Protecting our attentions, cold we tally

a purplish gryphon clambering through the mass
of clinks and wows, happily decapitated.
Thumping and clawful-lonesome, it ruins the fish,

spills someone's joke, muddies up the medley,
hurling a bunch of thick guilts around,
like messy neutrons, balanced only barely.

I start noticing we're standing on sand,
all tiny reunions whining to go home.
You can't be too careful. Somewhere around

the inside of my left elbow a critter scampers.
We buzz around each other swatting flies,
you and I, going foreign on each other.

The appetizers start snoring on death row.
Meanwhile the arch-creature, reaching the middle,
stands stock still and bows a genteel bow.

No, wait, look, it's Annie. You remember her.
Care for something, Annie?
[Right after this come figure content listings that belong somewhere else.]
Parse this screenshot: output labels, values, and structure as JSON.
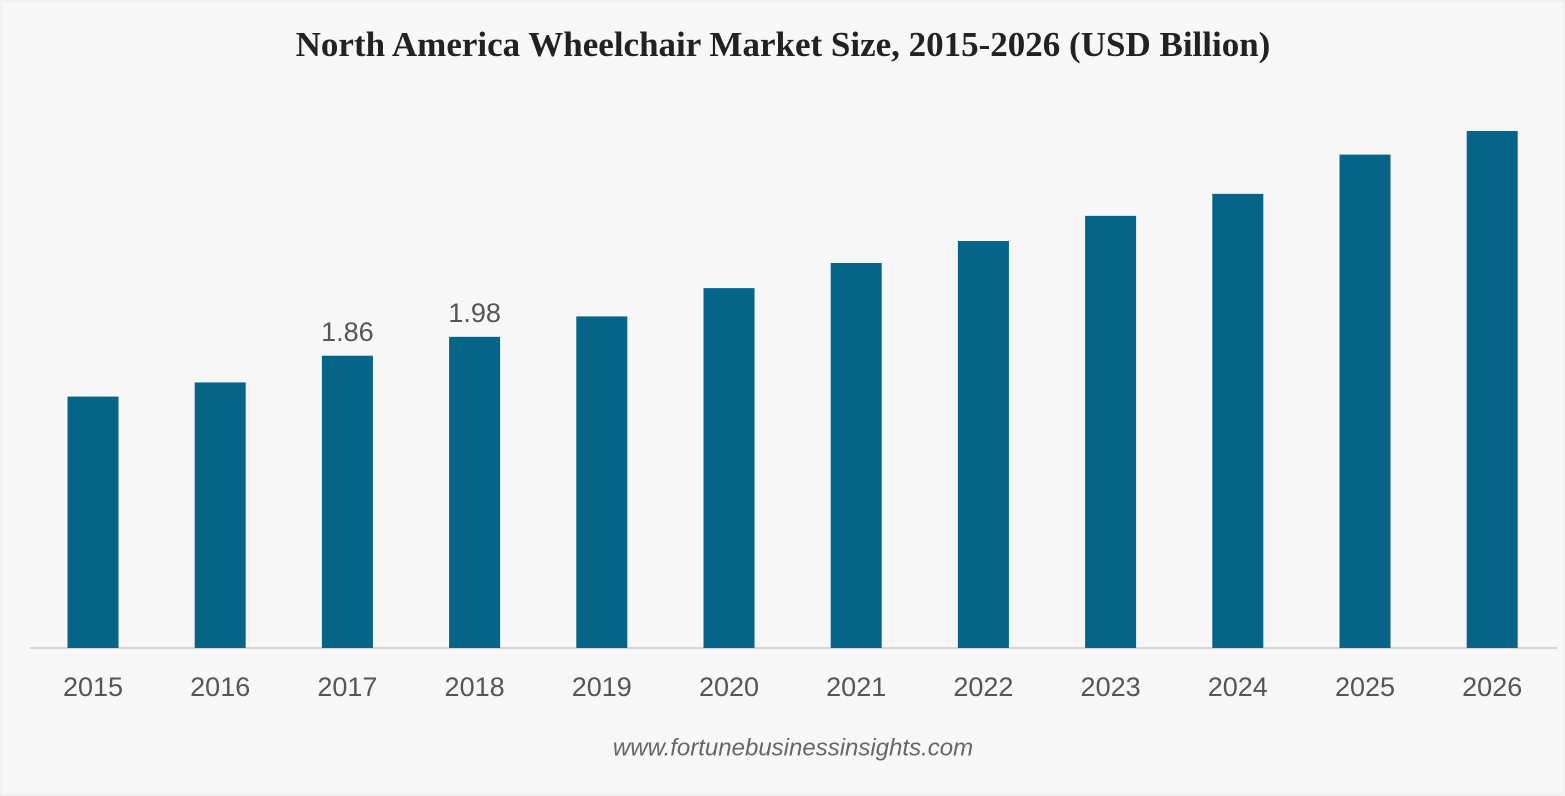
{
  "chart_data": {
    "type": "bar",
    "title": "North America Wheelchair Market Size, 2015-2026 (USD Billion)",
    "categories": [
      "2015",
      "2016",
      "2017",
      "2018",
      "2019",
      "2020",
      "2021",
      "2022",
      "2023",
      "2024",
      "2025",
      "2026"
    ],
    "values": [
      1.6,
      1.69,
      1.86,
      1.98,
      2.11,
      2.29,
      2.45,
      2.59,
      2.75,
      2.89,
      3.14,
      3.29
    ],
    "value_labels": [
      null,
      null,
      "1.86",
      "1.98",
      null,
      null,
      null,
      null,
      null,
      null,
      null,
      null
    ],
    "color": "#066488",
    "source": "www.fortunebusinessinsights.com"
  }
}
She deflects the question,
lifts off, tilts, and flaps easily through us,

a heathen headed for the ineffable clover.
We look around, scratching, starting to notice
uncomfortable things about ourselves and others.

We don't mention any of these things.
We guard the jagged pebbles between our toes.
Someone's daughter is standing on her head,
and our patch of sky is decked with dangling troubles.